Tüm bu ihtimallere karşın Kavala’ya reva görülen muamelenin yalnızca kişisel garez ve evham kaynaklı olmadığı, belli bir hesap kitap doğrultusunda yürütüldüğü varsayımıyla hareket etmek daha anlamlı olacaktır. ‘Kavala hıncı’, kötücül – fakat rasyonel – bir ‘medeni alemden kopuş hikayesi’nin önemli ayaklarından biri olarak düşünülebilir.
Tutukluluk fermanı çıkmadan evvel, Erdoğan ve çevresinin bunun Batı kamuoyunda yaratacağı tepkiyi öngörmemesi olanaksız. Kavala’nın yıllar içinde Batı’nın demokratik kurum ve kuruluşlarıyla kurduğu ve yürüttüğü ilişkiler malum. Bu kurum ve aktörlerin duruma sessiz veya kayıtsız kalmayacağı da aşikar. Sürecin yönetilme biçimi tam da bu tepkinin arandığını, itişme için zemin kollandığını düşündürüyor. Kavala’nın serbest bırakılmasını talep eden büyükelçileri sınırdışı etmeye kalkmaktan, AİHM’in aldığı bağlayıcı kararları uygulamamaya kadar giden bir dizi ‘meydan okuma’, Erdoğan’ın asıl derdinin Kavala değil, içeride tutulmasına ses çıkaran yurt dışı aktörlerle olduğunu hissettiriyor. Bu anlamda Kavala davasının, yıllardır itinayla tesis edilmeye çalışılan ‘mutlak keyfilik’ düzeninin önündeki nihai engel olan Avrupa Konseyi ve AİHM’den kurtulma vesilesi olarak araçsallaştırıldığını düşünmek zor değil. ‘Sürecin sonunda’ Avrupa Konseyi’nden atıldığında Erdoğan pabucundaki son çakıl taşından da kurtulmuş olacak.

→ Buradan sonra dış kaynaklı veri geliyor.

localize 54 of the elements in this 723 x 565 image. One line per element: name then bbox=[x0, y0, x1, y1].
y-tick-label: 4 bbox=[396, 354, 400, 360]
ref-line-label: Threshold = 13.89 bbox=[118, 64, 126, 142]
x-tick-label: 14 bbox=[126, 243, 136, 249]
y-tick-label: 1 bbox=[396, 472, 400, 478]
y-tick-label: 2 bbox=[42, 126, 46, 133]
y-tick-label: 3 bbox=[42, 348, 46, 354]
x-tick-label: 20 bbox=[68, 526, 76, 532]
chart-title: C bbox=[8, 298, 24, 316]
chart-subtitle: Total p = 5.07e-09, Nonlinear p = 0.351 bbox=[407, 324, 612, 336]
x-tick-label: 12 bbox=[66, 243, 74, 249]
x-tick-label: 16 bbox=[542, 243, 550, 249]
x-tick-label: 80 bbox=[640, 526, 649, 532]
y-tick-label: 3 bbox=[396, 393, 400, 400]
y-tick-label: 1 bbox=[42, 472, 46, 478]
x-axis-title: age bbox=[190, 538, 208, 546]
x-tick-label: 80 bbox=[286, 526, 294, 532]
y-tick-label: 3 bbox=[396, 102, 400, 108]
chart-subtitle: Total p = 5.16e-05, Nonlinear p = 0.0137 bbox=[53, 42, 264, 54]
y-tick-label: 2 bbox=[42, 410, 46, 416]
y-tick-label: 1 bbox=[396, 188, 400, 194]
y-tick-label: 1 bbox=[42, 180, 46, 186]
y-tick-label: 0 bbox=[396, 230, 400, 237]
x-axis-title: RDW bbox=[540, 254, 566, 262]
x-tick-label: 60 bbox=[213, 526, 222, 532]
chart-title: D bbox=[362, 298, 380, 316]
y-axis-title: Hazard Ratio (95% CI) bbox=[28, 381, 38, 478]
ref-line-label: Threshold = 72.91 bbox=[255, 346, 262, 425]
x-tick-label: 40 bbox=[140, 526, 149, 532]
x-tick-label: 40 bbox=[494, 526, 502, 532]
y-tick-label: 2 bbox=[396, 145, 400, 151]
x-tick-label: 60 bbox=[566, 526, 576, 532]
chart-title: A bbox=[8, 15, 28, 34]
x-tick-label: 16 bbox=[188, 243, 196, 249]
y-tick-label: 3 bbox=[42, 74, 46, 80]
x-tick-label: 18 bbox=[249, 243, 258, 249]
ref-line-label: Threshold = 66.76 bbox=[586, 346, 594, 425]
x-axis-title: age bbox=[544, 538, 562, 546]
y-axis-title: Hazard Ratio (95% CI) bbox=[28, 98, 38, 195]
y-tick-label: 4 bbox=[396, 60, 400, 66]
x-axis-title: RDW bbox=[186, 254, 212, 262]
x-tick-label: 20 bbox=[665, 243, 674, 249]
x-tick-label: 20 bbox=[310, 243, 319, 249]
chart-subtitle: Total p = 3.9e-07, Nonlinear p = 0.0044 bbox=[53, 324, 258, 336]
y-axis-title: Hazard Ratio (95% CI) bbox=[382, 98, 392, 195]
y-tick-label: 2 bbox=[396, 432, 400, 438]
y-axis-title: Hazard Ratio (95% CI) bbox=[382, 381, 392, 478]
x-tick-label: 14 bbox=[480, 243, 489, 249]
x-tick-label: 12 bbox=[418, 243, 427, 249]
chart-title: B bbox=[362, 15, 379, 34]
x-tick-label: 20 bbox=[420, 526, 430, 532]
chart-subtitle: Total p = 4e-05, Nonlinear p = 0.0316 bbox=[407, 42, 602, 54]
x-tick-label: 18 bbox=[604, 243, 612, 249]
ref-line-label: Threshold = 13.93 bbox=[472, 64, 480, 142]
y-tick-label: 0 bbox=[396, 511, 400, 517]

Her köşe başında gizli eller ve karanlık emeller görmeye meyyal toplumun önüne ‘dış dünyayla ilişkisi kuvvetli’ Kavala profilini sürmek, onun üzerinden bir ‘bağımsızlık savaşı’ yürütürmüş gibi yaparak Batı’nın ‘prangalarından’ kurtulmaya kalkmak, meselenin kişisel garezden çok öte, oldukça soğukkanlı bir kötülük tertibi olduğunu düşündürüyor. Evrensel hukukun zincirlerinden başı dik, alnı ak bir kurtuluş. ‘Kim ne derse desin’ciliğin konforlu tahtına yayılmak. Kendi derebeyliğini kurmak adına ülkeyi medeni dünyadan koparıp, itibar ve istikbalini tarumar etmek. Uçsuz bucaksız bir yerli-millilik fanusu içinde keyfince at koşturup, şehzade ve damatlarla okçuluk oynanılacak çorak toprakların efendisi olmak.
Yalnızca bize ait, tam bağımsız bir çoraklık.